- Born: 21 September 1949 Tartu, then occupied part of Estonian SSR, Soviet Union
- Died: 4 February 2001 (aged 51) Ruila, Harju County, Estonia
- Resting place: Tallinn Forest Cemetery
- Occupations: Composer; Educator;
- Notable work: Põhjaneitsi
- Spouse: Leelo Tungal
- Children: Maarja Kangro, Kirke Kangro, Anna-Magdaleena Kangro

= Raimo Kangro =

Estonian composer (1949–2001)

Raimo Kangro (21 September 1949 – 4 February 2001) was an Estonian composer best known for his instrumental works and operas.

==Biography==
Raimo Kangro was born on 21 September 1949 in Tartu. In 1968, he graduated in composition from the Tallinn State Conservatory (now the Estonian Academy of Music and Theatre).

From 1989 until his death in 2001, Kangro taught composition at the Estonian Academy of Music and Theatre. Between 1993 and 2000, he served as the director of the Estonian Music Foundation.

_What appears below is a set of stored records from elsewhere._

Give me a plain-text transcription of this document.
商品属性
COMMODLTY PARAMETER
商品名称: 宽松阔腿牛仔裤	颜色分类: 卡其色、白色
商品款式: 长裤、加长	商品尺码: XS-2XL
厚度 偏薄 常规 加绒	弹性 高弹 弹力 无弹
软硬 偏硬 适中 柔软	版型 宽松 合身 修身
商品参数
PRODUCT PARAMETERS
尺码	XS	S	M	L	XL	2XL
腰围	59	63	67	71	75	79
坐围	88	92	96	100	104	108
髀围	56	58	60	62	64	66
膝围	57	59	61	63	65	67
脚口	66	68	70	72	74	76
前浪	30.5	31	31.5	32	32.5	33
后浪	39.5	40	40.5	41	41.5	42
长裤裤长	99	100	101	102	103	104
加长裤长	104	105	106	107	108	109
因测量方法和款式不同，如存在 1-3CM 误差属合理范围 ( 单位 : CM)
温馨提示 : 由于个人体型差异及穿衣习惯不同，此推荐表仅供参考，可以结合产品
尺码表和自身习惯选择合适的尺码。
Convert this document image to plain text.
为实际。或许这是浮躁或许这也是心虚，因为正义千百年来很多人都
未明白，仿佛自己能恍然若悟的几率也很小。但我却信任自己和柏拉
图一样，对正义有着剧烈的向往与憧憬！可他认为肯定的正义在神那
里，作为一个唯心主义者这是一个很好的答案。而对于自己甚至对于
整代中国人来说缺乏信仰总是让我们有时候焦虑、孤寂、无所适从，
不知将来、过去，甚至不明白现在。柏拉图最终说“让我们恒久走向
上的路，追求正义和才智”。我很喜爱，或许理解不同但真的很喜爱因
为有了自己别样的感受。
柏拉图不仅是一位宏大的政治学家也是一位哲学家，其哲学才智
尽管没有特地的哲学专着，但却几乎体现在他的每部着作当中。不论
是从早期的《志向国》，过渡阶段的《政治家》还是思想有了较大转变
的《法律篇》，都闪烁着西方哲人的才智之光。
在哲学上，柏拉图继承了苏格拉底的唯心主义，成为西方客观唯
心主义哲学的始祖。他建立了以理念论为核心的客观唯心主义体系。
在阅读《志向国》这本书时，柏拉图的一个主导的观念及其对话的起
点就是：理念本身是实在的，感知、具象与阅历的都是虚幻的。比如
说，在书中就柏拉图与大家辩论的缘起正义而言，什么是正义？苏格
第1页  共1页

He became a member of the Estonian Composers' Union in 1973.

He died on 4 February 2001 in Ruila, Harju County, and was buried at Tallinn Forest Cemetery (Metsakalmistu).

==Personal life==
Kangro was married to Estonian poet and author Leelo Tungal. They had three daughters: artist Kirke Kangro, writer Maarja Kangro, and Anna-Magdaleena Kangro.